Proprio le pareti dell’atrio e del corridoio di ingresso hanno conservato una notevole quantità di graffiti, in corso di studio, con frasi, in alcuni casi di carattere osceno e con disegni (tra cui alcuni volti stilizzati). In maniera insolita, si sono conservati in buone condizioni, disegni tracciati con calce o gesso, tra cui uno raffigurante un volto umano caricaturale di profilo, e con carbone, anche in questo caso volti umani. Tra quest’ultimi anche l’iscrizione a carboncino, che supporterebbe l’ipotesi che l’eruzione del 79 dopo Cristo possa essere avvenuta il 24 ottobre, piuttosto che il 24 agosto.
Nel sito torna il ministro Alberto Bonisoli dopo quattro mesi dalla sua prima uscita da ministro dei beni culturali del governo Conte, che avvenne proprio negli Scavi l’8 giugno scorso.

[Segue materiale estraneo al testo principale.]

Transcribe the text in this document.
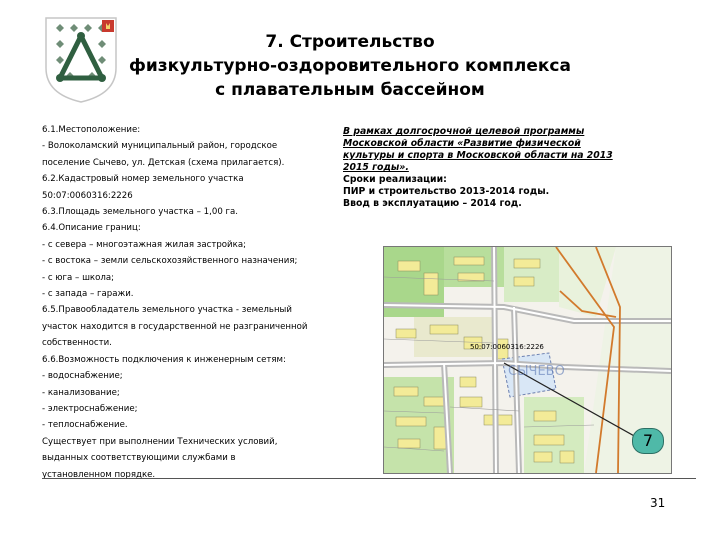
7. Строительство
физкультурно-оздоровительного комплекса
с плавательным бассейном
6.1.Местоположение:
- Волоколамский муниципальный район, городское
поселение Сычево, ул. Детская (схема прилагается).
6.2.Кадастровый номер земельного участка
50:07:0060316:2226
6.3.Площадь земельного участка – 1,00 га.
6.4.Описание границ:
- с севера – многоэтажная жилая застройка;
- с востока – земли сельскохозяйственного назначения;
- с юга – школа;
- с запада – гаражи.
6.5.Правообладатель земельного участка - земельный
участок находится в государственной не разграниченной
собственности.
6.6.Возможность подключения к инженерным сетям:
- водоснабжение;
- канализование;
- электроснабжение;
- теплоснабжение.
Существует при выполнении Технических условий,
выданных соответствующими службами в
установленном порядке.
В рамках долгосрочной целевой программы
Московской области «Развитие физической
культуры и спорта в Московской области на 2013
2015 годы».
Сроки реализации:
ПИР и строительство 2013-2014 годы.
Ввод в эксплуатацию – 2014 год.
СЫЧЕВО
50:07:0060316:2226
7
31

Pompei continua a stupire e il ministro non nasconde la sua soddisfazione per la storia, dell’archeologia vesuviana. Ad accompagnarlo ci sono il direttore del Parco archeologico Massimo Osanna, il direttore generale del Grande Progetto, il generale dei carabinieri Luigi Cipolletta e il sindaco di Pompei Pietro Amitrano. Bonisoli definisce il ritrovamento dell’iscrizione “una scoperta straordinaria. Può darsi che un amanuense si sia sbagliato e abbia fatto una trascrizione non fedele. Oggi un pochino, con molta umiltà, ma forse stiamo riscrivendo i libri di storia perché stiamo datando l’eruzione nella seconda metà di ottobre”.
Nuove scoperte a Pompei, dagli affreschi a mosaici e graffiti
Il grande intervento che sta interessando gli oltre tre chilometri di fronti che costeggiano i 22 ettari di area non scavala ha lo scopo di riprofilare i fronti, rimodulandone la pendenza e mettendoli in sicurezza al fine di evitare la minacciosa pressione dei terreni sulle strutture già in luce.
Nell’area del cosiddetto cuneo, in particolare, si è reso necessario, al fine di proteggere gli edifici emersi già nell’800, procedere a un vero e proprio scavo di oltre mille metri quadri che consentisse di arretrare il fronte e garantisse la sicurezza delle strutture in luce.